羅略は水姫をもてなしてから、危機とは何であるかと尋ねた。
「それでは応えましょう。貴方は一体誰に仕えているのか?楚王か?魏帝か?楚王ですら魏の朝臣の1人である。中華存亡の危機であるのに楚は日和見を決め込んでいる。これが第一の危機。中華存亡の危機とはこれ即ち楚国の危機である。貴方は国難に際して武侠を好み、詩を吟じ、色を愛でる(女色に更ける事)。これが第ニの危機。貴方は楚王の太師(教師)であるにも関わらず、これら危機に際して諌めようともしない。これが第三の危機」
羅略はハッとして、跪いて教えを乞うた。
「先生、どうかお導き下さい」
「私が答えるまでも無く、貴方なら気付くでしょう?」
そう言うと水姫は立ち去ろうとした。
「先生、これからも不才に教え導いて頂けませんか?」と膝を折って頼んだ。
「非才の身では御座いますが、此方こそ宜しくお願い致します。それから、貴方は私の雇い主であり、主人となるお方です。それに私の3倍も年長者でいらっしゃる。その様に畏まらずにお話し下さい」と言った。

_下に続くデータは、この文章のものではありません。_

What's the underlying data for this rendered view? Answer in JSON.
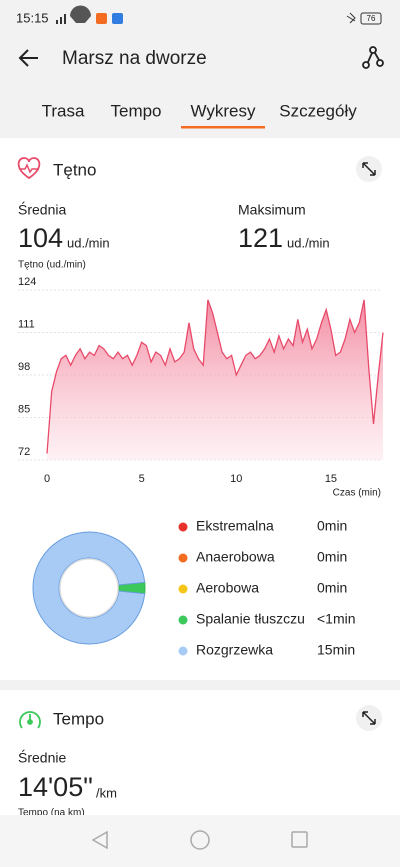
{
  "status_bar": {
    "time": "15:15",
    "battery": "76"
  },
  "header": {
    "title": "Marsz na dworze"
  },
  "tabs": {
    "items": [
      "Trasa",
      "Tempo",
      "Wykresy",
      "Szczegóły"
    ],
    "active": 2
  },
  "heart_rate": {
    "title": "Tętno",
    "stats": [
      {
        "label": "Średnia",
        "value": "104",
        "unit": "ud./min"
      },
      {
        "label": "Maksimum",
        "value": "121",
        "unit": "ud./min"
      }
    ],
    "chart_data": {
      "type": "area",
      "ylabel": "Tętno (ud./min)",
      "xlabel": "Czas (min)",
      "color": "#e84a6a",
      "xlim": [
        0,
        17.75
      ],
      "ylim": [
        72,
        124
      ],
      "xticks": [
        0,
        5,
        10,
        15
      ],
      "yticks": [
        72,
        85,
        98,
        111,
        124
      ],
      "grid": true,
      "x": [
        0,
        0.25,
        0.5,
        0.75,
        1,
        1.25,
        1.5,
        1.75,
        2,
        2.25,
        2.5,
        2.75,
        3,
        3.25,
        3.5,
        3.75,
        4,
        4.25,
        4.5,
        4.75,
        5,
        5.25,
        5.5,
        5.75,
        6,
        6.25,
        6.5,
        6.75,
        7,
        7.25,
        7.5,
        7.75,
        8,
        8.25,
        8.5,
        8.75,
        9,
        9.25,
        9.5,
        9.75,
        10,
        10.25,
        10.5,
        10.75,
        11,
        11.25,
        11.5,
        11.75,
        12,
        12.25,
        12.5,
        12.75,
        13,
        13.25,
        13.5,
        13.75,
        14,
        14.25,
        14.5,
        14.75,
        15,
        15.25,
        15.5,
        15.75,
        16,
        16.25,
        16.5,
        16.75,
        17,
        17.25,
        17.5,
        17.75
      ],
      "values": [
        74,
        93,
        99,
        103,
        104,
        101,
        104,
        106,
        103,
        105,
        104,
        107,
        106,
        104,
        103,
        105,
        103,
        104,
        101,
        104,
        108,
        107,
        102,
        105,
        104,
        101,
        106,
        102,
        103,
        105,
        114,
        106,
        103,
        101,
        121,
        117,
        111,
        105,
        103,
        104,
        98,
        101,
        104,
        105,
        103,
        104,
        106,
        109,
        105,
        110,
        106,
        109,
        107,
        115,
        108,
        112,
        106,
        109,
        114,
        118,
        112,
        104,
        105,
        109,
        115,
        111,
        114,
        121,
        100,
        83,
        98,
        111
      ]
    },
    "zones": {
      "type": "donut",
      "items": [
        {
          "name": "Ekstremalna",
          "value": 0,
          "value_label": "0min",
          "color": "#e8312a"
        },
        {
          "name": "Anaerobowa",
          "value": 0,
          "value_label": "0min",
          "color": "#f36c21"
        },
        {
          "name": "Aerobowa",
          "value": 0,
          "value_label": "0min",
          "color": "#f5c518"
        },
        {
          "name": "Spalanie tłuszczu",
          "value": 0.5,
          "value_label": "<1min",
          "color": "#3cc85a"
        },
        {
          "name": "Rozgrzewka",
          "value": 15,
          "value_label": "15min",
          "color": "#a8cbf6"
        }
      ]
    }
  },
  "pace": {
    "title": "Tempo",
    "label": "Średnie",
    "value": "14'05\"",
    "unit": "/km",
    "sublabel": "Tempo (na km)"
  }
}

「いえ、弟子が師匠に教えを乞うのです。歳など関係御座いません」
それから羅略は、「今日はお疲れでしょう?汚れた身体を湯船で洗い流し、癒して下さい」と言った。
水姫は、「私は人に身体を見られる事が嫌ですので、奴婢に手伝いは無用です」と伝えた。しかし水姫が沐浴すると、興味本意で羅略は覗いて裸を見てしまう。
「これはしまった、女子であったか!」
(北から流れたと言っていた。あの知識は只者ではあるまい。それに何処か隠し切れない気品がある。もしや天下に名高い、韓の公主では?)
流石は大学者である。水姫の正体を見破ってしまった。
しかしこれは不味い事になった。韓の公主であれば、堂々と楚王を頼るべきであったのだ。それをせずに自分の下に来たのには理由がある。
楚王は無類の女好きで知られ、そんな相手を頼って借りなどを作れば、それを理由に婚姻を迫られるに違いない。カモがネギを背負ってやって来る様なものである。
風呂から上がって来た水姫に、ここには置けないと伝えた。
「私が女子であると、知ってしまわれたのですね?」
沐浴を覗かれたと察し、溜息をついて出て行こうとした。
「間も無く外出禁止の時刻です。もう遅いので、今夜は泊まられて明日出発なされては?」と尋ねた。
「お言葉に甘えさせて頂きます」と会釈をした。
翌朝、羅略の屋敷を出た。非礼のお詫びにと、大量の路銀と馬を貰った。更に「此方の方が都合が良いのでしょう」と男物の服を何着か持たされ、護身用にと細身の剣を譲られた。
「何から何まで頭入ります」
羅略からは河を西に降って秦を抜け、越南国に身を寄せる事を提案された。水姫はそれに従い、越南国を頼って河を降って行った。